In areas like the Sun Belt that have seen substantial in-migration over the past three years, plenty of jurisdictions are seeing eviction filings at rates well above pre-pandemic levels, according to Eviction Lab data. In areas such as Las Vegas, Tampa and Phoenix, the lack of ERA funds and tenant protections has combined with rents that have risen well over 20% since 2020 to leave few, if any, places for low-income tenants to turn if a lease renewal comes with a price jump.
“Because rents are rising across markets, there’s not a lot of choice for residents in those situations to stay in neighborhoods where they have historically lived,” Tran-Leung said. “So if you find yourself forced out, whether because of a court filing or otherwise, it’s difficult to find another place of comparable rent, which can further increase housing insecurity.”
Even without the "carrot" of rental assistance, eviction diversion programs can still have some utility.
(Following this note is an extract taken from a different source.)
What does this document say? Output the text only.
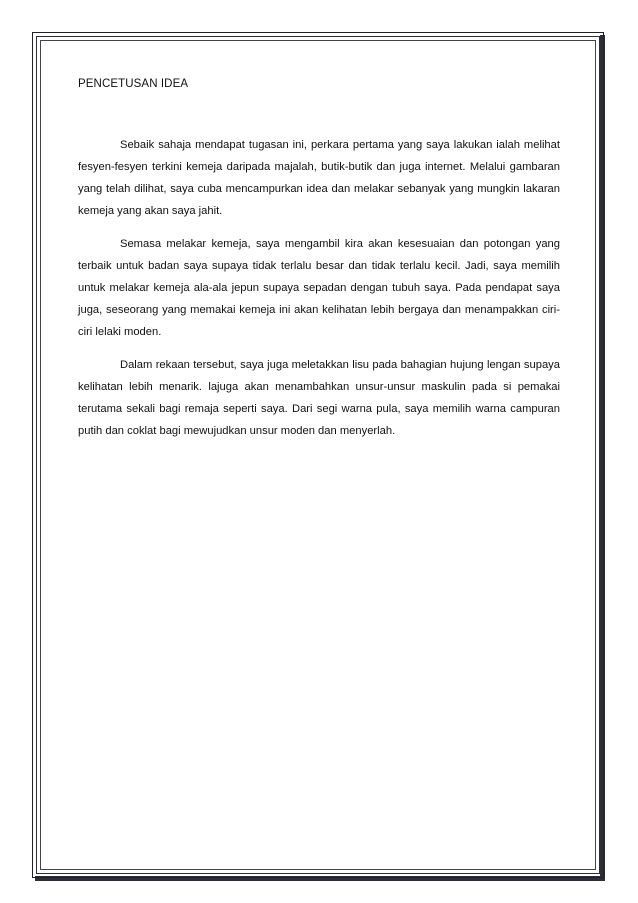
PENCETUSAN IDEA

Sebaik sahaja mendapat tugasan ini, perkara pertama yang saya lakukan ialah melihat fesyen-fesyen terkini kemeja daripada majalah, butik-butik dan juga internet. Melalui gambaran yang telah dilihat, saya cuba mencampurkan idea dan melakar sebanyak yang mungkin lakaran kemeja yang akan saya jahit.

Semasa melakar kemeja, saya mengambil kira akan kesesuaian dan potongan yang terbaik untuk badan saya supaya tidak terlalu besar dan tidak terlalu kecil. Jadi, saya memilih untuk melakar kemeja ala-ala jepun supaya sepadan dengan tubuh saya. Pada pendapat saya juga, seseorang yang memakai kemeja ini akan kelihatan lebih bergaya dan menampakkan ciri-ciri lelaki moden.

Dalam rekaan tersebut, saya juga meletakkan lisu pada bahagian hujung lengan supaya kelihatan lebih menarik. lajuga akan menambahkan unsur-unsur maskulin pada si pemakai terutama sekali bagi remaja seperti saya. Dari segi warna pula, saya memilih warna campuran putih dan coklat bagi mewujudkan unsur moden dan menyerlah.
In an age when more and more of the rental stock is coming under the control of corporate landlords and their property managers, a court order for mediation can be the only way to get a large company to negotiate their otherwise "ironclad" policies, Dempsky said.
“Big corporate landlords, who never wanted to negotiate with us before, actually do [negotiate] now," Dempsky said. “Everyone jokes about the ‘new normal,’ but it’s funny and depressing because it’s true. Some landlords made out like bandits, some got really hurt, but they’re all now dealing with the program as is.
"[Landlords] want uniformity and they want consistency, because that makes it easiest for them to keep running their business. I do not think landlords will drive to get rid of mediation programs as long as they retain even mediocre effectiveness.”